The new question – which we made up while drunk – is our attempt to get loads of people to click here for no good reason, despite the fact we could (as we’ve already outlined) have answered said query in just three characters or less. We could even have done that in really big letters. But we’re not allowed, because reasons.

And sausages are sticks of meat, in case you were wondering. Some people eat them. Some people don’t like them. If you were reviewing sausages as a game, you might give them 7/10 and say “you’ll like them if you like this sort of thing”, to try and keep the publisher of sausages happy. (Do sausages have publishers? Hey, there’s an idea for another article. This is fucking gold.)

OK, now we need a big heading, to get back the attention of readers who may have drifted off at this point.

Is the PS5 actually a sausage?

The PS5 is not actually a sausage.

Now the question has been answered, but WordPress reckons we’re still 200 words short. Shit. So we still need to bang on for another 200 words or so. At this point, embedding a video would be a good idea, to keep people’s interest.

OK, so that’s not a PS5 as a sausage, but it’s pretty close, combining the innards of a toy parrot and a large sausage. (Thanks to Paul Granjon for the above classic.)

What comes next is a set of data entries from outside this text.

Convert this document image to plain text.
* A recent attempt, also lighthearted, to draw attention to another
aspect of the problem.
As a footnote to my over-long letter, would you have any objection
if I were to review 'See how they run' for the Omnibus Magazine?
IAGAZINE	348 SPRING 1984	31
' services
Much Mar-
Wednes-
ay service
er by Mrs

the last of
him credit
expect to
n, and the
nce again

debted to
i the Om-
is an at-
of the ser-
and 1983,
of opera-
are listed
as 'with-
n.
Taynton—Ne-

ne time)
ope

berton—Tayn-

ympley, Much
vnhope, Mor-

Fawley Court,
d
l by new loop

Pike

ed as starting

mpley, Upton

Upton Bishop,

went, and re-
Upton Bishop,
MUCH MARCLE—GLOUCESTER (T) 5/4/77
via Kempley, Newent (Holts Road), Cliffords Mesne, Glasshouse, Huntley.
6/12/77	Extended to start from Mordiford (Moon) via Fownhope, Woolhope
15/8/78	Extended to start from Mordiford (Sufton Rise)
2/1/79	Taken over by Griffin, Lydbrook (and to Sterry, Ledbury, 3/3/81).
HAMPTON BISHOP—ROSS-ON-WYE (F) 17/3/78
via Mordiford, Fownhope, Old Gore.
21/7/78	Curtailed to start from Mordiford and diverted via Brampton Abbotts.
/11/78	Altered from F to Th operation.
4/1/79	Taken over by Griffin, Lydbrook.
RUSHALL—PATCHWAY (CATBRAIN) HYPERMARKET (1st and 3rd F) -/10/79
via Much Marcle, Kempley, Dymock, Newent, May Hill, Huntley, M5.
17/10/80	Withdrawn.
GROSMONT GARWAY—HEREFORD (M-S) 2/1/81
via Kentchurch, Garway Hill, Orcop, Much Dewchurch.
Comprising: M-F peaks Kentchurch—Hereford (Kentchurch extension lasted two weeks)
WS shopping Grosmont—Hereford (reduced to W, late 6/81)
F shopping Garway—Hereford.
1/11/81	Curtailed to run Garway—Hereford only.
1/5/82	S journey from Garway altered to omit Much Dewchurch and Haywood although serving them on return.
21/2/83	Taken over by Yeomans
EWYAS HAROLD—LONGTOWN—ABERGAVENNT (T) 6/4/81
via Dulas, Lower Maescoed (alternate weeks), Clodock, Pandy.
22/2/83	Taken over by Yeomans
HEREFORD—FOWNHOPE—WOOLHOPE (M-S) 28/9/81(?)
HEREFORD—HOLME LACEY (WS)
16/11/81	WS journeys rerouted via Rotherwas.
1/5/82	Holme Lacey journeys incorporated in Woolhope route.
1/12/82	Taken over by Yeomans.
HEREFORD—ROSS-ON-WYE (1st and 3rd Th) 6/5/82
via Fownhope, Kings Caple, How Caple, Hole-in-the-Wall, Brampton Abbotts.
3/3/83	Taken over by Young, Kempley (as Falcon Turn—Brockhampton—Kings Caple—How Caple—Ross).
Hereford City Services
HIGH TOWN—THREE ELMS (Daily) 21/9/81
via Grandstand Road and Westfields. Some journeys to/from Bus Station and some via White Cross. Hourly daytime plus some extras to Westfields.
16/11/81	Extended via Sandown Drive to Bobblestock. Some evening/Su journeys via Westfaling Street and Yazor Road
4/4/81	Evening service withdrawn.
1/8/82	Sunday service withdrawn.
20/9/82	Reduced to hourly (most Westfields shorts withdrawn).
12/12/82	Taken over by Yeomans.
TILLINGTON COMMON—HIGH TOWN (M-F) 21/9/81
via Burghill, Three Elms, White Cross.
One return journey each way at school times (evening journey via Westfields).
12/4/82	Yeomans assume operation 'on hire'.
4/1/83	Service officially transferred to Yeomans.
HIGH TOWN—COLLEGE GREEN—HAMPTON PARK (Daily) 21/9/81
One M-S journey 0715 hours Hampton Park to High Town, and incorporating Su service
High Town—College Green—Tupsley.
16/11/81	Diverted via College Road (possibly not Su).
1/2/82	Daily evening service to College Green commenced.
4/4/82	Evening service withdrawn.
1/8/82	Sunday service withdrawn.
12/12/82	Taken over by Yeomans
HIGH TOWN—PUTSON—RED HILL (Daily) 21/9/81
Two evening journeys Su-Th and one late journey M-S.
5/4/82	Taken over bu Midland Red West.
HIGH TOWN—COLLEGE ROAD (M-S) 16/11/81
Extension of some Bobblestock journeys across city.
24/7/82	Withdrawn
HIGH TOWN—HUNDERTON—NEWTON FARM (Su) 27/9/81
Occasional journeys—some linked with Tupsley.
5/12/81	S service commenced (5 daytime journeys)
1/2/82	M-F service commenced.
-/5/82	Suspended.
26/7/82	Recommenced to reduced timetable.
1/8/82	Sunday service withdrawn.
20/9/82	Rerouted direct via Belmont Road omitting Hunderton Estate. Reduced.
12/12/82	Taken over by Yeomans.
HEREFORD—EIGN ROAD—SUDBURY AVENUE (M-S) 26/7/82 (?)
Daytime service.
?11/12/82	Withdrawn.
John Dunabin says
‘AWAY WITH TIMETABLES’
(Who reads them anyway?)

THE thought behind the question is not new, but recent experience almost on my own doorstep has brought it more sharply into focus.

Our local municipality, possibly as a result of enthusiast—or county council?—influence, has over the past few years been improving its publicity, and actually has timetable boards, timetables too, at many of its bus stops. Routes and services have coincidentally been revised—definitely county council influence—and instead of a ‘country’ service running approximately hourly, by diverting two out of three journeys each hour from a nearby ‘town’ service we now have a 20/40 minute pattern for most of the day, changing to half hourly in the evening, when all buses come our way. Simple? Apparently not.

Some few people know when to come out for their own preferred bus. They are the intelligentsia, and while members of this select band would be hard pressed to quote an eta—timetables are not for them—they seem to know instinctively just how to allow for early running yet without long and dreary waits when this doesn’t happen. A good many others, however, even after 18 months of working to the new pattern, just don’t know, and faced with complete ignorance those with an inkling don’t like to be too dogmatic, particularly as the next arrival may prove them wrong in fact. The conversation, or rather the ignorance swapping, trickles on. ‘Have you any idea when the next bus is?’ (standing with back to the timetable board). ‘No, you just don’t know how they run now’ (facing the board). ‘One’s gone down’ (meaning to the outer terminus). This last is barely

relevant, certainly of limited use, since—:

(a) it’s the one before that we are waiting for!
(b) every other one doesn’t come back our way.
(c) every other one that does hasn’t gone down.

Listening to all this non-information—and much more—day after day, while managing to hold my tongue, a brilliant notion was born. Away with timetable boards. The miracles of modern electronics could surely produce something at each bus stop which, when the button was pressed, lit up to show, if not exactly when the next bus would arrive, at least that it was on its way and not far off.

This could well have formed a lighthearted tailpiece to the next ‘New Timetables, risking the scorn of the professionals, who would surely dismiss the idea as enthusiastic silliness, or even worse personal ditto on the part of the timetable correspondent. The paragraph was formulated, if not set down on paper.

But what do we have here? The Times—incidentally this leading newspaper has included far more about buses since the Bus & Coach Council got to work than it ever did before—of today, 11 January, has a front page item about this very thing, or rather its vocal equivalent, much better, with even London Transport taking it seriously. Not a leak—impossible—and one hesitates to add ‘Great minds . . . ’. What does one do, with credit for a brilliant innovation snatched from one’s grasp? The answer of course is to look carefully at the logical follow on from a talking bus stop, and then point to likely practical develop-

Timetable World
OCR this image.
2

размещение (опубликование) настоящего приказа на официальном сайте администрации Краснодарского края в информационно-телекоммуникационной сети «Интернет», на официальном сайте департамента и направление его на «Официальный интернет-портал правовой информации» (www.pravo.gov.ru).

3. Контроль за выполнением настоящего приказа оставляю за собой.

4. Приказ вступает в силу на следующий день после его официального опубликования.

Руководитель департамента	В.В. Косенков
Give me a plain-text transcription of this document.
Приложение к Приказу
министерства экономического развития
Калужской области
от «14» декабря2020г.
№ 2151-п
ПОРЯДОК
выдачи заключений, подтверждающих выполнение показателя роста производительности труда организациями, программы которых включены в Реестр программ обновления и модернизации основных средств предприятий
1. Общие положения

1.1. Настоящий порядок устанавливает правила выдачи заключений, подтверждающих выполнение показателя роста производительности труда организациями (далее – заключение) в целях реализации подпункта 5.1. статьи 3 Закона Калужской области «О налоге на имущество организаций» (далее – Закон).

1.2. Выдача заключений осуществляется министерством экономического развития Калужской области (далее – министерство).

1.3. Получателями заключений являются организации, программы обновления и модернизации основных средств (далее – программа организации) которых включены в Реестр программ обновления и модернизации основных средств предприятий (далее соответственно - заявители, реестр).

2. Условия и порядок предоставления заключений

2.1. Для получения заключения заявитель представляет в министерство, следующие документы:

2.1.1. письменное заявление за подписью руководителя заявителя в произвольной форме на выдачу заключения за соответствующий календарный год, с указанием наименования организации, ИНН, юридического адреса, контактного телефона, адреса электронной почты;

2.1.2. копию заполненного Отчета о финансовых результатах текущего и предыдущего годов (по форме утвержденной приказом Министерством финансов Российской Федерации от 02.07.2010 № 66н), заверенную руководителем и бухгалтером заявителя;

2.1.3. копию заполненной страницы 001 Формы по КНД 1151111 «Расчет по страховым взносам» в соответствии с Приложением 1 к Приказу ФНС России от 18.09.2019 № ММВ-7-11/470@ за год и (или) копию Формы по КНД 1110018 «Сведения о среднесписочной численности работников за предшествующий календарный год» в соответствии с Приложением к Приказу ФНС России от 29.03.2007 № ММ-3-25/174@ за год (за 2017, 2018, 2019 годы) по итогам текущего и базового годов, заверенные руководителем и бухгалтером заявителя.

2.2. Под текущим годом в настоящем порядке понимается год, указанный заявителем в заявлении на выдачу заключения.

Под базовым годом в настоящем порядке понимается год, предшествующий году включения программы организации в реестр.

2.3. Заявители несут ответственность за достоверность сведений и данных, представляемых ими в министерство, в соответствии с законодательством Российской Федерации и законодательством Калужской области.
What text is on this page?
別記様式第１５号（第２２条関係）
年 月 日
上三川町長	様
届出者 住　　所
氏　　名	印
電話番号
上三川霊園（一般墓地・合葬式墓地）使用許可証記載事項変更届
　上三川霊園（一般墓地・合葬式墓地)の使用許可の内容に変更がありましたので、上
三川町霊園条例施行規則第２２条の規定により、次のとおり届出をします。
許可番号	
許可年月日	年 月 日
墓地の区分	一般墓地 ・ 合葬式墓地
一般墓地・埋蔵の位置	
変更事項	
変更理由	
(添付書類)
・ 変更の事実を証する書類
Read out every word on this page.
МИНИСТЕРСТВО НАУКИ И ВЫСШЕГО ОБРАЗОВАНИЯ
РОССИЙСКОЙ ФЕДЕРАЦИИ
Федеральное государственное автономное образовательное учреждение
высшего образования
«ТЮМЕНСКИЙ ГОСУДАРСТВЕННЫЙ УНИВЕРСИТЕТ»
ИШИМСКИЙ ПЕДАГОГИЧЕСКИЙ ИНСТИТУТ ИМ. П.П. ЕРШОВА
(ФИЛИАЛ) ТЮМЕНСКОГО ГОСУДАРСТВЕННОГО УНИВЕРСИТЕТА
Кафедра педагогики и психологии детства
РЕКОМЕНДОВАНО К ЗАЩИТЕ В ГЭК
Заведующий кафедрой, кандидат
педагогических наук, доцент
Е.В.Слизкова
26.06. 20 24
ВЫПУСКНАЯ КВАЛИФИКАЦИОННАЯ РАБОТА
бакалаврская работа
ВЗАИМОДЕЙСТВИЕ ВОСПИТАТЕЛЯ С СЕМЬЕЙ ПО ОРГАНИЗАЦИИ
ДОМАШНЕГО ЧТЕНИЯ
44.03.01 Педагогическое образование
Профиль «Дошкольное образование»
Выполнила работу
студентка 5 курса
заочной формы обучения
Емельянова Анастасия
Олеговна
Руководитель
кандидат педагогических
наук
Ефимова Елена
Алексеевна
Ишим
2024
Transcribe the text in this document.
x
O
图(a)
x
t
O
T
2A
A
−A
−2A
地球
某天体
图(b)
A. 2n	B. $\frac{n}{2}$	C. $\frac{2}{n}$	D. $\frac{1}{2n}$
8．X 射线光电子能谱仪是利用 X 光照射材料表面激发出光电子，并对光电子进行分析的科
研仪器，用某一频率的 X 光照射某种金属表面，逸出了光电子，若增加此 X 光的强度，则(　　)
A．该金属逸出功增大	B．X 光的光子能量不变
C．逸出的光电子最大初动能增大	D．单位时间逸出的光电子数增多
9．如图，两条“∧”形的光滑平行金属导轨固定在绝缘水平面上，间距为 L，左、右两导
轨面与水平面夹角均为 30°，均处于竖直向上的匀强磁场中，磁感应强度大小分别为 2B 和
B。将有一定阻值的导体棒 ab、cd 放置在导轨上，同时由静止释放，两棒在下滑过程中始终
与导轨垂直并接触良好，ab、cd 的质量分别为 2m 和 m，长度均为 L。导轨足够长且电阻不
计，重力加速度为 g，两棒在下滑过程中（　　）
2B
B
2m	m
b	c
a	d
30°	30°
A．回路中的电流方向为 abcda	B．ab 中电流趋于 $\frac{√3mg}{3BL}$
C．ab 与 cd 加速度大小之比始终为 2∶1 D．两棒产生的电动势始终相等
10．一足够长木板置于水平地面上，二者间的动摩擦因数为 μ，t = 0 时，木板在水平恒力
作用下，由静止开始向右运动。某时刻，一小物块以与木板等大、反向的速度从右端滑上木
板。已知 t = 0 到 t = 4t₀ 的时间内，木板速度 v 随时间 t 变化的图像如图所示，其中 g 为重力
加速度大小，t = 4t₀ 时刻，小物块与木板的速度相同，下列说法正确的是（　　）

Unfortunately, meat-based consoles are mostly a thing of the past, or perhaps we just dreamt them up after watching Videodrome one too many times. But since there’s no PS5 sausage, you’ll just have to wait until Sony makes one, or make one yourself, shortly before getting carted away to a room with padded walls.

Oh, man: 439 words. This is tiring stuff. Aha! Let’s just end on a generic bit about how we here at Revert to Saved thoroughly review every meat-based console we recommend, using industry standard prods and fork stabs to evaluate said gadgets. We’ll always tell you what we discover, even if you don’t want us to. So tell us what you think by emailing the editor. And leave us out of it, because our work here is done, and we now need to shower off the dirt.


A previous version of this article was based on the PS4. It’s now based on the PS5, because someone noted this would be better for traffic.